¿Qué hacer con los creadores que, en cualquier ámbito de la cultura, destacan no únicamente por su remarcable aportación sino además, y especialmente, por su infamia, perversidad, machismo, violencia, o abuso?
Anécdotas, lo sabemos, hay muchas, y la lista de personajes que gaslightearon, golpearon, violaron o asesinaron es encabronadamente robusta y en repetidas ocasiones toca con individuos que nuestro ignorante afecto ha encumbrado e incluso defendido de la cancelación.
Acción, ésta última que padecen con especial dolor en las rodillas y en su gastritis nuestros boomers queridos.

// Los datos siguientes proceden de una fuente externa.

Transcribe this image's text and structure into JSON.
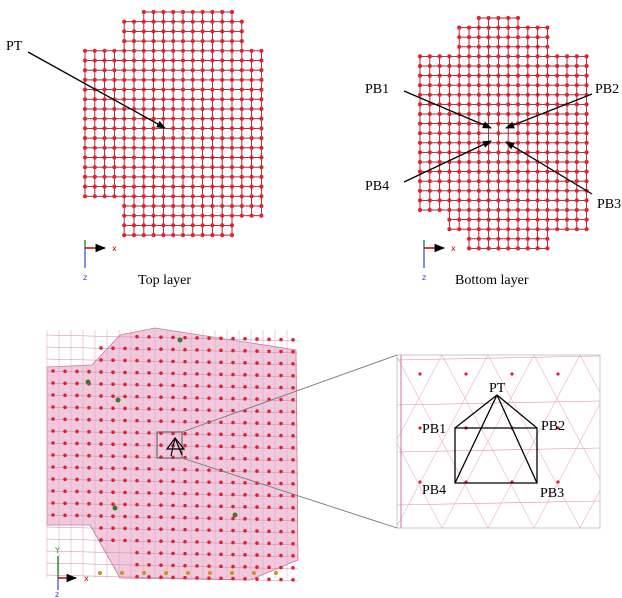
{
  "top_layer": {
    "point_label": "PT",
    "caption": "Top layer",
    "axes": {
      "x": "x",
      "z": "z"
    }
  },
  "bottom_layer": {
    "point_labels": [
      "PB1",
      "PB2",
      "PB3",
      "PB4"
    ],
    "caption": "Bottom layer",
    "axes": {
      "x": "x",
      "z": "z"
    }
  },
  "model_view": {
    "axes": {
      "y": "Y",
      "x": "x",
      "z": "z"
    }
  },
  "detail_view": {
    "labels": [
      "PT",
      "PB1",
      "PB2",
      "PB3",
      "PB4"
    ]
  }
}
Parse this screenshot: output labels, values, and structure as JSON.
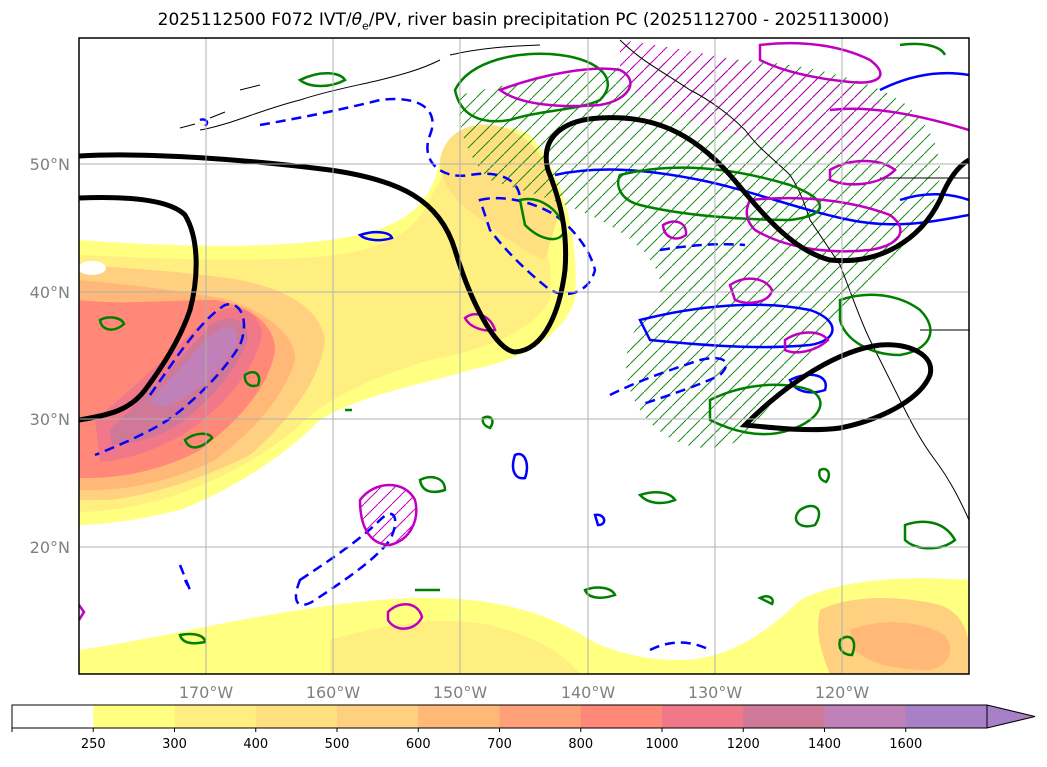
{
  "title": {
    "prefix": "2025112500 F072 IVT/",
    "theta": "θ",
    "subscript": "e",
    "suffix": "/PV, river basin precipitation PC (2025112700 - 2025113000)"
  },
  "map": {
    "region": "North Pacific Ocean and western North America",
    "lat_labels": [
      "50°N",
      "40°N",
      "30°N",
      "20°N"
    ],
    "lon_labels": [
      "170°W",
      "160°W",
      "150°W",
      "140°W",
      "130°W",
      "120°W"
    ],
    "layers": {
      "ivt_fill": "IVT shaded contours",
      "pv_contour_color": "#000000",
      "theta_e_solid_color": "#0000ff",
      "theta_e_dashed_color": "#0000ff",
      "precip_contour_color": "#008000",
      "pc_contour_color": "#c000c0"
    }
  },
  "colorbar": {
    "levels": [
      "250",
      "300",
      "400",
      "500",
      "600",
      "700",
      "800",
      "1000",
      "1200",
      "1400",
      "1600"
    ],
    "colors": [
      "#ffffff",
      "#ffff80",
      "#ffef80",
      "#ffe080",
      "#ffd080",
      "#ffb878",
      "#ffa078",
      "#ff8878",
      "#f07888",
      "#d07898",
      "#c080b8",
      "#a880c8"
    ],
    "extend": "max"
  }
}
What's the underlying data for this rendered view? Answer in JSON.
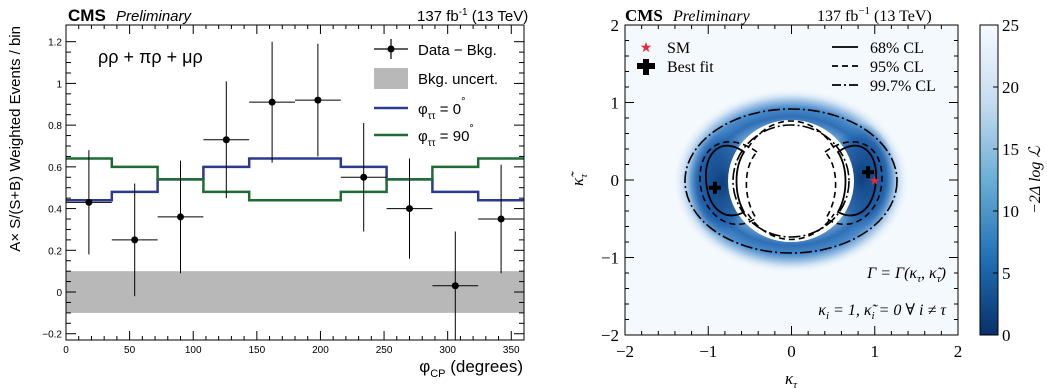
{
  "chart_data": [
    {
      "type": "line",
      "header": {
        "cms": "CMS",
        "preliminary": "Preliminary",
        "lumi": "137 fb",
        "lumi_exp": "-1",
        "energy": " (13 TeV)"
      },
      "channel_label": "ρρ + πρ + μρ",
      "xlabel": "φ",
      "xlabel_sub": "CP",
      "xlabel_unit": " (degrees)",
      "ylabel": "A× S/(S+B) Weighted Events / bin",
      "xlim": [
        0,
        360
      ],
      "ylim": [
        -0.23,
        1.28
      ],
      "xticks": [
        0,
        50,
        100,
        150,
        200,
        250,
        300,
        350
      ],
      "yticks": [
        -0.2,
        0,
        0.2,
        0.4,
        0.6,
        0.8,
        1,
        1.2
      ],
      "ytick_labels": [
        "−0.2",
        "0",
        "0.2",
        "0.4",
        "0.6",
        "0.8",
        "1",
        "1.2"
      ],
      "bin_edges": [
        0,
        36,
        72,
        108,
        144,
        180,
        216,
        252,
        288,
        324,
        360
      ],
      "legend": {
        "data": "Data − Bkg.",
        "uncert": "Bkg. uncert.",
        "phi0_main": "φ",
        "phi0_sub": "ττ",
        "phi0_val": " = 0",
        "phi90_main": "φ",
        "phi90_sub": "ττ",
        "phi90_val": " = 90",
        "deg": "°"
      },
      "data_points": [
        {
          "x": 18,
          "y": 0.43,
          "err": 0.25
        },
        {
          "x": 54,
          "y": 0.25,
          "err": 0.27
        },
        {
          "x": 90,
          "y": 0.36,
          "err": 0.27
        },
        {
          "x": 126,
          "y": 0.73,
          "err": 0.28
        },
        {
          "x": 162,
          "y": 0.91,
          "err": 0.29
        },
        {
          "x": 198,
          "y": 0.92,
          "err": 0.27
        },
        {
          "x": 234,
          "y": 0.55,
          "err": 0.26
        },
        {
          "x": 270,
          "y": 0.4,
          "err": 0.24
        },
        {
          "x": 306,
          "y": 0.03,
          "err": 0.26
        },
        {
          "x": 342,
          "y": 0.35,
          "err": 0.26
        }
      ],
      "bkg_uncert_band": [
        -0.1,
        0.1
      ],
      "series": [
        {
          "name": "φττ = 0°",
          "color": "#2b3a8f",
          "values": [
            0.44,
            0.48,
            0.54,
            0.6,
            0.64,
            0.64,
            0.6,
            0.54,
            0.48,
            0.44
          ]
        },
        {
          "name": "φττ = 90°",
          "color": "#1f6b36",
          "values": [
            0.64,
            0.6,
            0.54,
            0.48,
            0.44,
            0.44,
            0.48,
            0.54,
            0.6,
            0.64
          ]
        }
      ],
      "band_color": "#b8b8b8"
    },
    {
      "type": "heatmap",
      "header": {
        "cms": "CMS",
        "preliminary": "Preliminary",
        "lumi": "137 fb",
        "lumi_exp": "−1",
        "energy": " (13 TeV)"
      },
      "xlabel": "κ",
      "xlabel_sub": "τ",
      "ylabel": "κ̃",
      "ylabel_sub": "τ",
      "xlim": [
        -2,
        2
      ],
      "ylim": [
        -2,
        2
      ],
      "xticks": [
        -2,
        -1,
        0,
        1,
        2
      ],
      "yticks": [
        -2,
        -1,
        0,
        1,
        2
      ],
      "xtick_labels": [
        "−2",
        "−1",
        "0",
        "1",
        "2"
      ],
      "ytick_labels": [
        "−2",
        "−1",
        "0",
        "1",
        "2"
      ],
      "colorbar_label": "−2Δ log ℒ",
      "colorbar_ticks": [
        0,
        5,
        10,
        15,
        20,
        25
      ],
      "colorbar_range": [
        0,
        25
      ],
      "legend_left": {
        "sm": "SM",
        "best_fit": "Best fit"
      },
      "legend_right": [
        "68% CL",
        "95% CL",
        "99.7% CL"
      ],
      "sm_point": [
        1,
        0
      ],
      "best_fit_points": [
        [
          0.92,
          0.1
        ],
        [
          -0.92,
          -0.1
        ]
      ],
      "annotation_gamma": "Γ = Γ(κ",
      "annotation_gamma_tail": ", κ̃",
      "annotation_gamma_end": ")",
      "annotation_kappa": "κ",
      "annotation_kappa_tail": " = 1, κ̃",
      "annotation_kappa_end": " = 0 ∀ i ≠ τ",
      "annotation_sub_i": "i",
      "annotation_sub_tau": "τ",
      "sm_color": "#e8283a"
    }
  ]
}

Pero la cancelación no es un despropósito per se, es un acontecimiento que nos permite revisar en su dimensión más amplia a los creadores para entenderlos sin terminar en el consabido maniqueísmo porrista. Así es que venimos a enterarnos que esas plumas, pinceles o cinceles no están más allá de la corriente multidimensionalidad moral en la que nosotros también vivimos.
Si la historia y el periodismo escarban un poco serán capaces de encontrar, en todos nuestros paladines de la cultura, algún inconveniente que nos erice los pelos o nos revuelva el estómago y, la intención, que quede claro, es poner de relieve la diferencia moral porque quizá, sólo a través de esa conciencia, seamos capaces de transformar la creación contemporánea, sus acciones y sus motivaciones.
¿Qué hacer con los autores perversos? Entenderlos a ellos, no justificarlos o glorificarlos, y abrir el camino hacia nuestra propia diferencia.